Actually, there really is not a way of telling Acrobat to totally ignore color management when printing in the general case. No printer, whether PostScript or not, has the ability to print with all the colorants that may be specified in a PDF file. And then you have operating system considerations; except for PostScript printers which have drivers with a passthrough feature, Windows printer drivers, for example, require that all content be sent to the driver as RGB data. Any CMYK or LAB data (or for that matter data that isn't ICC sRGB RGB) must be converted to sRGB. This entails color management. Even for PostScript printing which supports both CMYK and RGB, there are issues such as transparency flattening which requires color mangement in the flattening process. Prior to Acrobat 9, Acrobat (and Reader) defaulted to Printer Color Management which caused unexpected color anomalies when printing content that had live transparency (color mismatches in areas adjacent to transparency-flattened areas and depended (for PostScript printing) on PostScript CIE color management which was not ICC color management.

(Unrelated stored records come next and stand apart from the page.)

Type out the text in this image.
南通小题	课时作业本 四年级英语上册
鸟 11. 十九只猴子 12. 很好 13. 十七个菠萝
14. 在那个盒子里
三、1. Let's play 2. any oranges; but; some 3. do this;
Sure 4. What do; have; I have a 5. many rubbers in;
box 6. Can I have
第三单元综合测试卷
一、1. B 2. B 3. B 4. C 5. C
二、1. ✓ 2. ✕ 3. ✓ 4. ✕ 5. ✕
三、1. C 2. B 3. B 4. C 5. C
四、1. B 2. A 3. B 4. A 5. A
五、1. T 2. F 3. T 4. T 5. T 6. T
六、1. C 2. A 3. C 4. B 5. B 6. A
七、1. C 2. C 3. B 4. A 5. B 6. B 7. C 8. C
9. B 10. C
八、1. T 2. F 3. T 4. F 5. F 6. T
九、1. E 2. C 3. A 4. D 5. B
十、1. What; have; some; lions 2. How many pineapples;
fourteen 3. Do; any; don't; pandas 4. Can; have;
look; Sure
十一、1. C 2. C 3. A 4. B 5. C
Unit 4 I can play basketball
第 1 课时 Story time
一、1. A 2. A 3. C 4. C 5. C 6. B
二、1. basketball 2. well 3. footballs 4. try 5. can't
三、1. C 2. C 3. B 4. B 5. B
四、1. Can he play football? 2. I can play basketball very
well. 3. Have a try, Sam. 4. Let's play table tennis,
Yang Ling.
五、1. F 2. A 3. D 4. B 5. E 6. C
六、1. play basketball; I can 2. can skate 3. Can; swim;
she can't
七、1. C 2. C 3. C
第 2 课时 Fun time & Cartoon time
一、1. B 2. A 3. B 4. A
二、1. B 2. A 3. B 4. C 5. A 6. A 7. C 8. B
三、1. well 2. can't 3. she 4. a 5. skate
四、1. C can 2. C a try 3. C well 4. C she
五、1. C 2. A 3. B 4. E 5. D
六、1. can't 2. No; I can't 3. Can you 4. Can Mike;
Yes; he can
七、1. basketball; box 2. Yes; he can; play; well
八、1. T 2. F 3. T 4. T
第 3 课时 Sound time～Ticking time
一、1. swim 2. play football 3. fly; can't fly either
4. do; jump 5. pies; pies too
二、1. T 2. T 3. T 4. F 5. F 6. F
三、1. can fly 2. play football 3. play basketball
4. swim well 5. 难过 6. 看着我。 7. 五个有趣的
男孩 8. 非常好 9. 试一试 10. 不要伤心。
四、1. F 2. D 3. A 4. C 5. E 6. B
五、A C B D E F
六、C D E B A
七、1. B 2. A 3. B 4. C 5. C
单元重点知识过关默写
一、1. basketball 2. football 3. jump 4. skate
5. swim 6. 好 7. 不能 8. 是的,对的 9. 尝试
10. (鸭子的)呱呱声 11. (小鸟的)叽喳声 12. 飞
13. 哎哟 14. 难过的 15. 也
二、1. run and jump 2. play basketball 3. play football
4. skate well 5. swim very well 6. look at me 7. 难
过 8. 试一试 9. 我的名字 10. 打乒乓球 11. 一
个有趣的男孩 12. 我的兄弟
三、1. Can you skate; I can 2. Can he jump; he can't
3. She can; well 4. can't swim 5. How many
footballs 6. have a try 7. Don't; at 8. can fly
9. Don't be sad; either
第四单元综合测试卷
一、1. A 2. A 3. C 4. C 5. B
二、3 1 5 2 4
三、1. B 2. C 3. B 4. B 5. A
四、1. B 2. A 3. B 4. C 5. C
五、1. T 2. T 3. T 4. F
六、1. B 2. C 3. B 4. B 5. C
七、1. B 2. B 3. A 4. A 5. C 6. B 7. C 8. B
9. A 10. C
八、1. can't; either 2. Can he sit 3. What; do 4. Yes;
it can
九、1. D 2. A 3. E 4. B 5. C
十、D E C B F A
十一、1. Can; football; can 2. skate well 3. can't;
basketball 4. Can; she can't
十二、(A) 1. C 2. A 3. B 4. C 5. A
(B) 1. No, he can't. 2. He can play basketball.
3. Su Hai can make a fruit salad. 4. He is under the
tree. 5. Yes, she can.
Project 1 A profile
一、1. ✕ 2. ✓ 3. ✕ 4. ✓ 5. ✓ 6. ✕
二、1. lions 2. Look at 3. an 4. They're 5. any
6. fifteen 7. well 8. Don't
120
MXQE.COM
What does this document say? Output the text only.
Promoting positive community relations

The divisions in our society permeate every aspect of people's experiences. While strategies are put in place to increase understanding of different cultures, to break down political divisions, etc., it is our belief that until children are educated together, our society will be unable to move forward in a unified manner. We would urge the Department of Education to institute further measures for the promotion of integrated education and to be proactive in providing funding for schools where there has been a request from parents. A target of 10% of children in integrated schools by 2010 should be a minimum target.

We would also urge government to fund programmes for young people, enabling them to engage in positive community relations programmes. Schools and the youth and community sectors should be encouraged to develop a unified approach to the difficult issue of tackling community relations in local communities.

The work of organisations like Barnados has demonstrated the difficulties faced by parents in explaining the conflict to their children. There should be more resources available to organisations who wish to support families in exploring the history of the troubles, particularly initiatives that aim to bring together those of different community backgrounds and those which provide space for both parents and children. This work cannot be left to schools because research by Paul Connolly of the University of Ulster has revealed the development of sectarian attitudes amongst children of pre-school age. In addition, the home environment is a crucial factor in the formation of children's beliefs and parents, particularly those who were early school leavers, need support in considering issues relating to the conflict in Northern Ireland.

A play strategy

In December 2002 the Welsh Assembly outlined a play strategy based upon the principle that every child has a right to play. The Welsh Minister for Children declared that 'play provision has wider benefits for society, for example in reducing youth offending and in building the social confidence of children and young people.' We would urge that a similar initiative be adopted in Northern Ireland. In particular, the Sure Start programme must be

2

For non-PostScript printing, the Same as Source (No Color Management) option was effectively what you got if you specified Printer Color Management. In any case, the Same as Source (No Color Management) also caused color anomalies associated with flattening.
The bottom line is that the only solution we found that worked reliably was defaulting and using the Adobe Color Management feature for printing.
That having been said, there are other issues at work. Many if not most printer manufacturers have their own secret sauce color modes and conversions either in the driver, the printer itself, or both. For PostScript printers, you are usually best off turning off all such driver and printer panel options. For non-PostScript printers, it varies from printer to printer and alas, there is no simple answer to “getting it right” unconditionally for all printer manufacturers and models.